La anciana entornó los ojos mientras cavilaba sobre esas palabras. Me apresuré a intervenir en la conversación antes de que ella hablara.

– Si lo que esperas es una recompensa, necesito una ración más generosa. Si no -añadí torciendo el gesto como había visto hacer a las concubinas de mi suegro-, diré que tu familia no me mostró hospitalidad, sino sólo avaricia, desconsideración y vulgaridad.
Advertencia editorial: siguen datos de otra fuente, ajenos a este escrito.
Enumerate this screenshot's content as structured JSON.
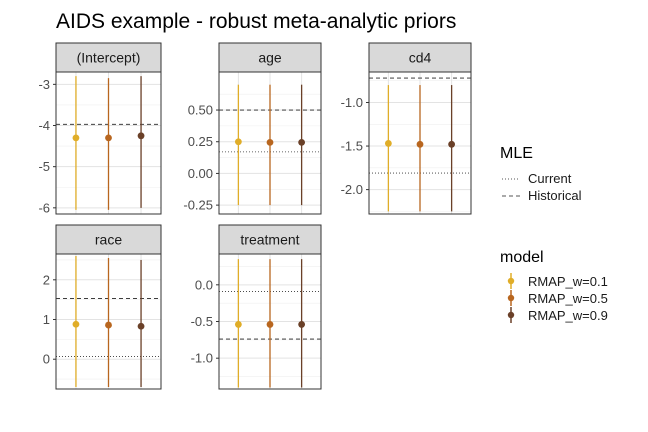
{
  "chart_data": {
    "type": "scatter",
    "title": "AIDS example - robust meta-analytic priors",
    "xlabel": "",
    "ylabel": "",
    "grid": true,
    "legend_placement": "right",
    "models": [
      {
        "name": "RMAP_w=0.1",
        "color": "#e0ad28"
      },
      {
        "name": "RMAP_w=0.5",
        "color": "#b8661f"
      },
      {
        "name": "RMAP_w=0.9",
        "color": "#6a4028"
      }
    ],
    "mle_legend": {
      "title": "MLE",
      "entries": [
        {
          "name": "Current",
          "linetype": "dotted"
        },
        {
          "name": "Historical",
          "linetype": "dashed"
        }
      ]
    },
    "model_legend_title": "model",
    "facets": [
      {
        "label": "(Intercept)",
        "ylim": [
          -6.15,
          -2.7
        ],
        "ticks": [
          -3,
          -4,
          -5,
          -6
        ],
        "tick_labels": [
          "-3",
          "-4",
          "-5",
          "-6"
        ],
        "mle_current": null,
        "mle_historical": -3.97,
        "estimates": [
          {
            "model": "RMAP_w=0.1",
            "mean": -4.3,
            "lower": -6.05,
            "upper": -2.8
          },
          {
            "model": "RMAP_w=0.5",
            "mean": -4.3,
            "lower": -6.05,
            "upper": -2.85
          },
          {
            "model": "RMAP_w=0.9",
            "mean": -4.25,
            "lower": -6.0,
            "upper": -2.8
          }
        ]
      },
      {
        "label": "age",
        "ylim": [
          -0.32,
          0.8
        ],
        "ticks": [
          0.5,
          0.25,
          0.0,
          -0.25
        ],
        "tick_labels": [
          "0.50",
          "0.25",
          "0.00",
          "-0.25"
        ],
        "mle_current": 0.17,
        "mle_historical": 0.5,
        "estimates": [
          {
            "model": "RMAP_w=0.1",
            "mean": 0.25,
            "lower": -0.25,
            "upper": 0.7
          },
          {
            "model": "RMAP_w=0.5",
            "mean": 0.245,
            "lower": -0.25,
            "upper": 0.7
          },
          {
            "model": "RMAP_w=0.9",
            "mean": 0.245,
            "lower": -0.25,
            "upper": 0.7
          }
        ]
      },
      {
        "label": "cd4",
        "ylim": [
          -2.28,
          -0.65
        ],
        "ticks": [
          -1.0,
          -1.5,
          -2.0
        ],
        "tick_labels": [
          "-1.0",
          "-1.5",
          "-2.0"
        ],
        "mle_current": -1.81,
        "mle_historical": -0.72,
        "estimates": [
          {
            "model": "RMAP_w=0.1",
            "mean": -1.47,
            "lower": -2.25,
            "upper": -0.8
          },
          {
            "model": "RMAP_w=0.5",
            "mean": -1.48,
            "lower": -2.25,
            "upper": -0.8
          },
          {
            "model": "RMAP_w=0.9",
            "mean": -1.48,
            "lower": -2.25,
            "upper": -0.8
          }
        ]
      },
      {
        "label": "race",
        "ylim": [
          -0.75,
          2.65
        ],
        "ticks": [
          2,
          1,
          0
        ],
        "tick_labels": [
          "2",
          "1",
          "0"
        ],
        "mle_current": 0.07,
        "mle_historical": 1.53,
        "estimates": [
          {
            "model": "RMAP_w=0.1",
            "mean": 0.88,
            "lower": -0.7,
            "upper": 2.6
          },
          {
            "model": "RMAP_w=0.5",
            "mean": 0.86,
            "lower": -0.7,
            "upper": 2.55
          },
          {
            "model": "RMAP_w=0.9",
            "mean": 0.83,
            "lower": -0.7,
            "upper": 2.5
          }
        ]
      },
      {
        "label": "treatment",
        "ylim": [
          -1.42,
          0.42
        ],
        "ticks": [
          0.0,
          -0.5,
          -1.0
        ],
        "tick_labels": [
          "0.0",
          "-0.5",
          "-1.0"
        ],
        "mle_current": -0.09,
        "mle_historical": -0.74,
        "estimates": [
          {
            "model": "RMAP_w=0.1",
            "mean": -0.54,
            "lower": -1.4,
            "upper": 0.35
          },
          {
            "model": "RMAP_w=0.5",
            "mean": -0.54,
            "lower": -1.4,
            "upper": 0.35
          },
          {
            "model": "RMAP_w=0.9",
            "mean": -0.54,
            "lower": -1.4,
            "upper": 0.35
          }
        ]
      }
    ]
  }
}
¡Qué riesgo corrí aquel día! El carnicero habría podido echarme del grupo en ese mismo instante. Sin embargo, pese a las incesantes protestas de su madre, recibí la mayor ración de comida, que compartí con Flor de Nieve, su hijo mayor y Luna de Primavera. Qué hambre pasábamos. Quedamos reducidos a poco más que la piel y los huesos; estábamos el día entero tumbados, inmóviles, con los ojos cerrados, respirando superficialmente, intentando conservar la poca energía que nos quedaba. Las enfermedades que en nuestro pueblo considerábamos benignas seguían haciendo estragos en el campamento. Todo escaseaba -los alimentos, las fuerzas, las tazas de té caliente y las hierbas vigorizantes-, de modo que nadie tenía ánimos para combatir esos males menores. Seguía muriendo gente y los demás no teníamos fuerzas para apartar los cadáveres.

El hijo mayor de Flor de Nieve buscaba mi compañía siempre que podía. Nadie lo quería, pero no era tan estúpido como creía su familia. Recordé el día que Flor de Nieve y yo habíamos ido a rezar al templo de Gupo y cómo habíamos expresado el deseo de transmitir a nuestros hijos el gusto por la elegancia y el refinamiento. Me percaté de que esas virtudes latían dormidas en el interior del muchacho, aunque no había recibido educación. Yo no podía enseñarle la escritura de los hombres, pero sí inculcarle lo que tío Lu había enseñado a mi hijo, porque muchas veces había escuchado sus lecciones a hurtadillas. «Las cinco cosas que más respetan los chinos son el cielo, la tierra, el emperador, los padres y los maestros…» Cuando le hube dado todas las lecciones que recordaba, le conté un cuento didáctico, transmitido por las mujeres de nuestro condado, acerca de un segundo hijo que se convierte en mandarín y regresa a su casa paterna, pero lo cambié un poco para que se adaptara a las circunstancias del niño.